The Fish and Wildlife Service will need strong leaders to make headway in the four priority areas and to overcome the hardships of the burning issues of the day. That is where you come in. There is no single recipe for leadership. Much depends on your personal management style and the personalities of your staff, but if you were to ask me what it is going to take to get the job done at the Fish and Wildlife Service, I would emphasize four things:

  • Team work: The future of conservation will depend on the partnerships we forge now. We have a good start with our partnerships with states, wildlife recreation groups, Friends groups, conservation organizations, and Indian tribes. We need to do more with private landowners along the lines of the Partners for Fish and Wildlife program. But we must also think of others in the Service as partners. That is what the GARDs and PARDs are supposed to foster ... better internal cooperation. I expect GARDs and PARDs to sit down together and engage in a dialogue on how to tackle wildlife conservation problems in a comprehensive manner. Let's not think in terms of refuge issues, fisheries issues, contaminants issues. They are all wildlife issues and every program has a role to play.
  • Communication: This will be vital to forging partnerships. The majority of Americans support our mission. Now we must be able to articulate our plan of action and motivate the public to participate. And we must also listen. Be open to other points of view. In negotiation and in public speaking, seek out the common ground. Talk to people in terms that mean something to them.
  • Imagination: We live in a world that is rapidly changing. We have new congressional members every two years. Globalization is changing the way entire industries do business. New breakthroughs in science and technology are requiring us to re-examine what we're doing. Future managers will have to be imaginative and adapt to these changes. The human imagination is limitless and so are the possibilities. Explore all your options and be open to new ways of doing things.
  • Courage: This is what is required to take chances and try new approaches. People might not always agree with you, but if you have conviction based on facts, they will respect you. And with respect comes credibility in your leadership skills. Stand up for wildlife, and you'll soon see others standing with you.

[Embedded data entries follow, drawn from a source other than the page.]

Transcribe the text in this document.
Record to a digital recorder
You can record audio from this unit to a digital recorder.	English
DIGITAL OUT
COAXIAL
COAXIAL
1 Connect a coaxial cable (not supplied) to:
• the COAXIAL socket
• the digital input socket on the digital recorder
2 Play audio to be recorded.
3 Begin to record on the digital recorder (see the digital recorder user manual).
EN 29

We have a lot of work ahead of us and several challenges to overcome. When you all leave this room, I hope you will remember one thing: The best thing we have going for us are the people of the Fish and Wildlife Service. Your staffs are dedicated and hard-working professionals, and it is our jobs as agency leaders to help each one of them realize their full potential. That is why we're here, and I commend you for coming.

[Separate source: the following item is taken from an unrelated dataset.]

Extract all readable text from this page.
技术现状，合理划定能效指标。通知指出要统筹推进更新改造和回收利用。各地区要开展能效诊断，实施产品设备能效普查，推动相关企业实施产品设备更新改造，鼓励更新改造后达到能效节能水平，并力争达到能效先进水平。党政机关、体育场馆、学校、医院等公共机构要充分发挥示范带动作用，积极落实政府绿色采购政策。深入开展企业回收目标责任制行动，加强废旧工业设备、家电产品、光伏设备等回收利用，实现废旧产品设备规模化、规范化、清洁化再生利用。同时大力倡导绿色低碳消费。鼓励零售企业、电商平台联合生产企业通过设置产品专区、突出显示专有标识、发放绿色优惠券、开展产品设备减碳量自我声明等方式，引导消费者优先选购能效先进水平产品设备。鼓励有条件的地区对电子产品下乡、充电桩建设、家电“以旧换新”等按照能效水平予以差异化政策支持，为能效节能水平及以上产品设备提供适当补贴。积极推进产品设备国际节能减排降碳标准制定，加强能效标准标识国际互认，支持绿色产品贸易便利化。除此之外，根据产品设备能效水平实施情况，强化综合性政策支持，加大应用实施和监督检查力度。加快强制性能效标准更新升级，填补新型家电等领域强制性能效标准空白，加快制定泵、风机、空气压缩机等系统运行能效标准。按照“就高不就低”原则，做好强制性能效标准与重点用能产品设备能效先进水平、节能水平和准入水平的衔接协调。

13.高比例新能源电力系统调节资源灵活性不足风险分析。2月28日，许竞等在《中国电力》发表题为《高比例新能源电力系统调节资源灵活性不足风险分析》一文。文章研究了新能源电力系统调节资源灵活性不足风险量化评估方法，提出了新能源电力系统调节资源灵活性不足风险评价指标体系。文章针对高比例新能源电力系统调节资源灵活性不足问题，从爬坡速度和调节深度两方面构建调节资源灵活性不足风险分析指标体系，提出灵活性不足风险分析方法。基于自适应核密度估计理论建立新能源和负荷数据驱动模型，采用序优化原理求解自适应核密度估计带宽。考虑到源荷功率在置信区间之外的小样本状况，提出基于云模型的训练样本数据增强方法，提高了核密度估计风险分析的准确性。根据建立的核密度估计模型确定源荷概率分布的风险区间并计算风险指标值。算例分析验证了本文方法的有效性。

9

I'd like to end my talk by sharing with you something very special that happened to me on July 13. On that day, my son Carson was born. He has become an inspiration for me. When he grows up, I would like him to know what it is like to explore the woods behind the yard, to be awed by the vastness of a desert, to stand on a mountain and marvel at the stars as they shine in a clear night sky. With Carson's future in my mind, I go to work every day determined to save wild places and wild creatures. I hope that all of you will find that special something that stirs the passions of your hearts, and that it will cause you to cherish the leadership roles that you now have. You have one of the best wildlife professional jobs in the world!

Well, I shared my thoughts with you. Now I would like to open it up for discussion.